Mr. Feinberg's plan will slash salaries for the 25 highest-paid executives and employees at these companies. The cash portion of their salaries will be cut by 90 percent on average, and total compensation - which includes restricted stock that cannot be redeemed immediately - will be cut by an average of 50 percent.
The natural response, in light of these companies' disastrous track record, might be, "So what?" If the pay czar has the power to fix these wages as he chooses, why shouldn't we cut executive salaries down to size?
You don't have to be an economist to see the faulty logic here.
Most taxpayers would like to see a good return on the money they've invested in these banks, carmakers and financial institutions - for the stocks they've purchased to gain value, for the loans they've made to be repaid with interest. The persons who will actually do the work to realize that return don't come cheap. It's that simple.
As much outrage as enormous compensation packages generate, we can't fall victim to the view that these wages are arbitrary numbers that can be decreased without consequence. Otherwise, taxpayers could find billions of their dollars being handled by executives who are left over because their skills aren't deserving of high salaries elsewhere.
To better explain this idea, let's look at an example from baseball. Imagine that seven major-league teams have hit hard economic times. Unwilling to see America's pastime fall by the wayside, the U.S. government offers a bailout to those struggling franchises. But the bailout money comes with a condition - the government's baseball czar declares that all player salaries on those teams will be cut in half.
What happens next? All the talented players inevitably leave the bailed-out teams for teams without fixed salaries, and the government is stuck with seven teams that can't win a game or attract top recruits.
Uncle Sam had better hope the farm team is well-stocked.
Whether it's baseball or banking, the government is on dangerous ground trying to fix wages. This is a lesson it should have learned from the consequences of its efforts to raise the minimum wage.
The federal minimum wage - currently set at $7.25 - works in a similar (but reverse) way to Mr. Feinberg's limits on executive compensation. But where the government's ceiling on executive salaries threatens to create more vacancies than there are talented applicants to fill them, a government floor like the minimum wage creates fewer employment opportunities for those low-skilled employees whose skills don't measure up.
The take-away lesson here is that good intentions are no guarantee of good policy outcomes. Even the pursuit of an admirable goal - reining in the fiscal excesses of corporate executives, providing higher wages for low-skilled employees - can do more harm than good when it's coupled with government wage intervention.

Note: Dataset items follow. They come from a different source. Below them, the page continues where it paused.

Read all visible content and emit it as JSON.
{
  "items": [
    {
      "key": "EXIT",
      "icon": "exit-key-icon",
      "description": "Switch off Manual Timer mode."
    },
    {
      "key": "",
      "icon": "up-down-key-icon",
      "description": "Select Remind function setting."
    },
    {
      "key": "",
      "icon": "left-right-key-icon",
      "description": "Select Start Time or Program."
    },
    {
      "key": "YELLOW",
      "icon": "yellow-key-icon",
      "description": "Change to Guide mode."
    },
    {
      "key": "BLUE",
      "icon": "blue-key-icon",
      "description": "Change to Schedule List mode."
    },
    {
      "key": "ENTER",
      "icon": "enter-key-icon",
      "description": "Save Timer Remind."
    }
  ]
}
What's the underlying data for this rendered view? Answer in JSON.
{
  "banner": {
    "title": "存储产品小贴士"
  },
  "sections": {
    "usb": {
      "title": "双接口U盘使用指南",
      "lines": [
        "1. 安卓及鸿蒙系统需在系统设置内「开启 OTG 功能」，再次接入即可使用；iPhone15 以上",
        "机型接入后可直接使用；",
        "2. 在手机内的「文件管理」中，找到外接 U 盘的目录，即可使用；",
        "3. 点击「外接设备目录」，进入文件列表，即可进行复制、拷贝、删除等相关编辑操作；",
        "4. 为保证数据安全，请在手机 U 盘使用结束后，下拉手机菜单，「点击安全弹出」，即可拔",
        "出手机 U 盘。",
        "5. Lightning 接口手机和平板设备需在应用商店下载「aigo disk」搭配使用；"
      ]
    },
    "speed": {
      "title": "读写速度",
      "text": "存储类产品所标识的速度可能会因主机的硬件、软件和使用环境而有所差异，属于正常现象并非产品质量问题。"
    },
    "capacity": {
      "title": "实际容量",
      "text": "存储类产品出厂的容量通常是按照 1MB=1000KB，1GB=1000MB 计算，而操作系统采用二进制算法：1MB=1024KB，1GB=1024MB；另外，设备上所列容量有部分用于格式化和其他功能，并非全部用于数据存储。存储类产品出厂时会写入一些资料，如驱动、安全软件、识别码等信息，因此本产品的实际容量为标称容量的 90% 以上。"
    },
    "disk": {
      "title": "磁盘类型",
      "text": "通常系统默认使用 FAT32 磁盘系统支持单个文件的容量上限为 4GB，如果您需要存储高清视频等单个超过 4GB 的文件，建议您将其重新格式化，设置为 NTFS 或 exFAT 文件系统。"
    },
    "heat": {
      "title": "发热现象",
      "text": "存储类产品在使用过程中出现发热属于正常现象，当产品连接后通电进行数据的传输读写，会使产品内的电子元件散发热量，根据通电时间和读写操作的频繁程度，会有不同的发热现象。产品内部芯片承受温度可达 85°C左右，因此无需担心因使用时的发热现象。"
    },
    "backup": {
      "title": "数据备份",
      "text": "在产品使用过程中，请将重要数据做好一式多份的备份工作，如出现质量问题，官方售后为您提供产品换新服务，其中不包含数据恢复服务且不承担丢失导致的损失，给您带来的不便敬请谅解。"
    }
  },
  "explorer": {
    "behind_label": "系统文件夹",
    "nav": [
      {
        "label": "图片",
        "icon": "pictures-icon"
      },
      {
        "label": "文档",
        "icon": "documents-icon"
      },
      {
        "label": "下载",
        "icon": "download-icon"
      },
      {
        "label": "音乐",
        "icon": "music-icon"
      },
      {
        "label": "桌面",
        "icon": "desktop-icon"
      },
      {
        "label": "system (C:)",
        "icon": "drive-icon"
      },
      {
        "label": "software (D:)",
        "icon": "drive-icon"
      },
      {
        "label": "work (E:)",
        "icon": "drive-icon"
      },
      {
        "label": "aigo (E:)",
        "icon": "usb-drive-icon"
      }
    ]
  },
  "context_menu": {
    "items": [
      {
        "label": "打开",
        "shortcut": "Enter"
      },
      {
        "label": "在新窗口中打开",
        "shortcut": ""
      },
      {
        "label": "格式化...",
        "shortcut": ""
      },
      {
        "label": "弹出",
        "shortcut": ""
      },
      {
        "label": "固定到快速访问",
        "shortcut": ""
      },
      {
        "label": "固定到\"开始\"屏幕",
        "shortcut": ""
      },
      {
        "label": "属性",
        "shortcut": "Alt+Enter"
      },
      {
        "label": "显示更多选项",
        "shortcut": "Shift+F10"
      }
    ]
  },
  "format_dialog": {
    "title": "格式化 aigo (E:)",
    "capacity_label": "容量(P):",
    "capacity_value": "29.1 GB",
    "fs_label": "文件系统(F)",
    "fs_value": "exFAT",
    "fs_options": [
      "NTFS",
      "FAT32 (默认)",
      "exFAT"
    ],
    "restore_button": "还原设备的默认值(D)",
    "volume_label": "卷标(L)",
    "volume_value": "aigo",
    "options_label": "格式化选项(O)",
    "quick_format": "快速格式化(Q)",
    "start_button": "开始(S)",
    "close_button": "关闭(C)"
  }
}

People can debate whether the bailout was a wise use of taxpayer money. However, now that the money is out the door, the top concern should be seeing our investment returned. For us to retain those talented employees whose contributions are essential to meeting our goals, the fundamental decisions about pay and hiring should be made by the companies and shareholders who know their business best - not detached bureaucrats in Washington.